Effect of hydrophilicity on ion rejection of sub-nanometer pores

Ion rejection by (sub)nanometer-sized pores enables membrane-based desalination. Narrowing the pore size is long considered as the primary choice to increase the ion rejection rate, which is unfortunately at much sacrifice of the water permeance. Using the uniform sub-nanometer pore channels in covalent organic frameworks (COFs) as the model system, we herein demonstrate that hydrophilicity of pore walls plays a significant role in determining ion rejections, and ion rejections can be significantly improved by enhancing hydrophilicity with less loss in water permeance.

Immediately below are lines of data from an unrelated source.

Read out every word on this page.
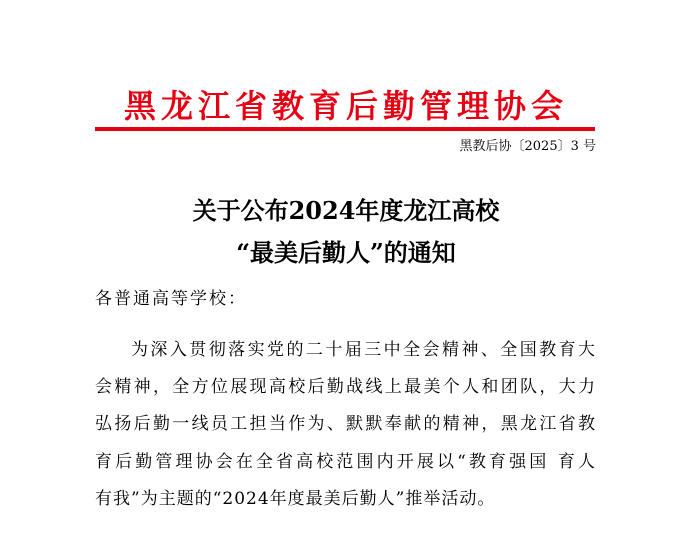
黑龙江省教育后勤管理协会
黑教后协〔2025〕3 号
关于公布2024年度龙江高校
“最美后勤人”的通知
各普通高等学校：
为深入贯彻落实党的二十届三中全会精神、全国教育大
会精神，全方位展现高校后勤战线上最美个人和团队，大力
弘扬后勤一线员工担当作为、默默奉献的精神，黑龙江省教
育后勤管理协会在全省高校范围内开展以“教育强国 育人
有我”为主题的“2024年度最美后勤人”推举活动。
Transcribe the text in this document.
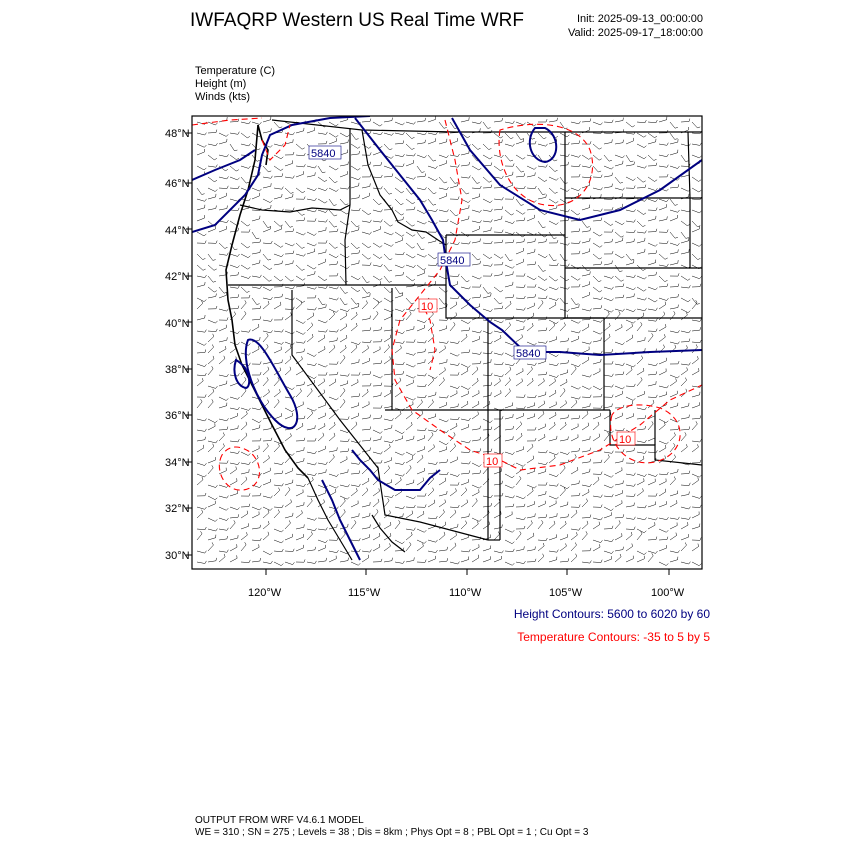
IWFAQRP Western US Real Time WRF	Init: 2025-09-13_00:00:00
Valid: 2025-09-17_18:00:00
Temperature (C)
Height (m)
Winds (kts)
48°N
46°N
44°N
42°N
40°N
38°N
36°N
34°N
32°N
30°N
120°W	115°W	110°W	105°W	100°W
5840
5840
5840
10
10
10
Height Contours: 5600 to 6020 by 60
Temperature Contours: -35 to 5 by 5
OUTPUT FROM WRF V4.6.1 MODEL
WE = 310 ; SN = 275 ; Levels = 38 ; Dis = 8km ; Phys Opt = 8 ; PBL Opt = 1 ; Cu Opt = 3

Via non-equilibrium molecular dynamics simulation, the augmented in-pore effect caused by significant pore-wall-involved hydration effect is discovered to dominate the ion rejections. Furthermore, the desalination mechanism of hydrophilic nanopores is proposed: strong hydrophilicity can make cations enter nanopores more easily than anions by compensation of ionic hydrations, but all ions are not able to transport inside nanopores due to the extreme in-pore effect; hence membranes consequently carry positive net charges after being saturated adsorption by ions and then in turn exclude cations by electrostatic repulsions. These findings and understandings on desalination mechanisms can also be applicable to other kinds of nanoporous materials and thus could provide guidelines for the experimental design of next-generation desalination membranes.